Mas perdemo-nos. O GPS mandava para um lado, as pessoas mandavam-nos para outro, nem um, nem outro faziam sentido. Decidimos nós ir por outro caminho, mas a fronteira, que normalmente surge seguindo uma estrada óbvia, não se materializou. Andámos perdidos avançando como loucos para onde nos apontavam os braços, já sem conseguir fazer muito sentido das direcções dadas. Andámos por bairros residenciais sem saída, voltámos para trás, empurrámos as burras entre os carris, atravessámos uma área militar e uma área de cultivo e chegámos, finalmente e, pelas portas das traseiras, à bendita fronteira sem saber muito bem se ainda estaria aberta e se ainda íamos a tempo. Estava. O carimbo de saída assentou no nosso passaporte aos quatro minutos para as 5 da tarde. Ás 5 fechava a fronteira.
Missão cumprida. O sabor doce dos objectivos alcançados.
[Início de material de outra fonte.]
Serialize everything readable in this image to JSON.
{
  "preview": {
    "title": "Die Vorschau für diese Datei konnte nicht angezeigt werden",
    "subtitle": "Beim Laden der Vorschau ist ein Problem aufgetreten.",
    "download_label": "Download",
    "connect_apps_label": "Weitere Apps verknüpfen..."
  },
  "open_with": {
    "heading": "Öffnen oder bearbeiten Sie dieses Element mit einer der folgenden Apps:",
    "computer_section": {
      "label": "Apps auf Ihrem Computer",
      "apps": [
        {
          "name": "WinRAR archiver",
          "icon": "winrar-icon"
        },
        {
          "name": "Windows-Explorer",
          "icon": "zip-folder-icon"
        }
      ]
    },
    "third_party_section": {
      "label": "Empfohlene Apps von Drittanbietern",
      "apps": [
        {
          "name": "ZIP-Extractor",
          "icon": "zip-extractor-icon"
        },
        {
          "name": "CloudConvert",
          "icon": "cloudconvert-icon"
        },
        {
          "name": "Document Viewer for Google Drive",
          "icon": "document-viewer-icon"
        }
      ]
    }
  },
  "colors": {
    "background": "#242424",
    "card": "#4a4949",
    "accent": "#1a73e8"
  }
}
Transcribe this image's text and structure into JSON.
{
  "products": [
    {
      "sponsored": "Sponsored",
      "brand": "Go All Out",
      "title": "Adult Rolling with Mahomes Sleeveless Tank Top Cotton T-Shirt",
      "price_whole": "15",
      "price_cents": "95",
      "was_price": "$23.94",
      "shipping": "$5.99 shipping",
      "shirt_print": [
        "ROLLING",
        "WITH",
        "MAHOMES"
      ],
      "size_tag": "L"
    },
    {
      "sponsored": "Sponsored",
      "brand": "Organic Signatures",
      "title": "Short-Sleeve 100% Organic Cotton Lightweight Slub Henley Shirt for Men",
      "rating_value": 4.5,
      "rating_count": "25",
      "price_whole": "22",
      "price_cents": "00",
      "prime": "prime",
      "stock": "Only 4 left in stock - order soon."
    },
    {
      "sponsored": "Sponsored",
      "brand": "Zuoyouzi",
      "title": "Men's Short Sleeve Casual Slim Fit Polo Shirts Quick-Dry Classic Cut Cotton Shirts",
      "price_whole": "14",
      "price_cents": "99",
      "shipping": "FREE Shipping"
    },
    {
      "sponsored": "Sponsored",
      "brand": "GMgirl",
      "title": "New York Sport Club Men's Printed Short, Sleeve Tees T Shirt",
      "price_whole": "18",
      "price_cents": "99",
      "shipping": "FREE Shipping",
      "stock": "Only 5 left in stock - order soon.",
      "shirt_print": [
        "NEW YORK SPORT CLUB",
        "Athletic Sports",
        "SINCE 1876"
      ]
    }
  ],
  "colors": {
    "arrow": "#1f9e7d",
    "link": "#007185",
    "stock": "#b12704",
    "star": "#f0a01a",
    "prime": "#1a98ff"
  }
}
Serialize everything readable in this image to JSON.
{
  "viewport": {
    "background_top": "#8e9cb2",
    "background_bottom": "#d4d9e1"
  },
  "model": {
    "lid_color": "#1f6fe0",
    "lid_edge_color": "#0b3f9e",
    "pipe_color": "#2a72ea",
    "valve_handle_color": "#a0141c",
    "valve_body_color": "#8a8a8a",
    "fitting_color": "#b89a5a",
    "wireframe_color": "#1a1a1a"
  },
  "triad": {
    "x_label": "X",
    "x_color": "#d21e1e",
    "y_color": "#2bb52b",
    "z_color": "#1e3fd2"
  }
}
Se agora me perguntarem como conseguimos? Porque é que o fizemos? Só posso responder que com uma dose grande de loucura, um outro tanto de teimosia e uma grande pitada de amor e sentido de companheirismo. Valeu a pena? Claro que sim, mesmo não tendo sido um esforço totalmente necessário, há coisas que uma pessoa mete na cabeça e têm que ser feitas. Chamem-lhe teimosia, orgulho, o que for… e por tudo o que tínhamos visto e vivido na intensidade daqueles cinco dias, acabámos por descobrir um país tão mais humano e real do que o que nos haviam pintado – havíamos descoberto o “nosso” Turquemenistão. Talvez a bicicleta, na sua estrita simplicidade, seja um objecto que nos aproxima e nos desmitifica, como estranhos expostos aos outros, em seres igualmente simples e semelhantes – uma espécie de linguagem universal, que todos parecem compreender.
Turquemenistão feito. Como seriam os dias seguintes no novo país – o Irão, com o meu joelho e a minha bicicleta em estado de desarranjo? A saber nas próximas histórias.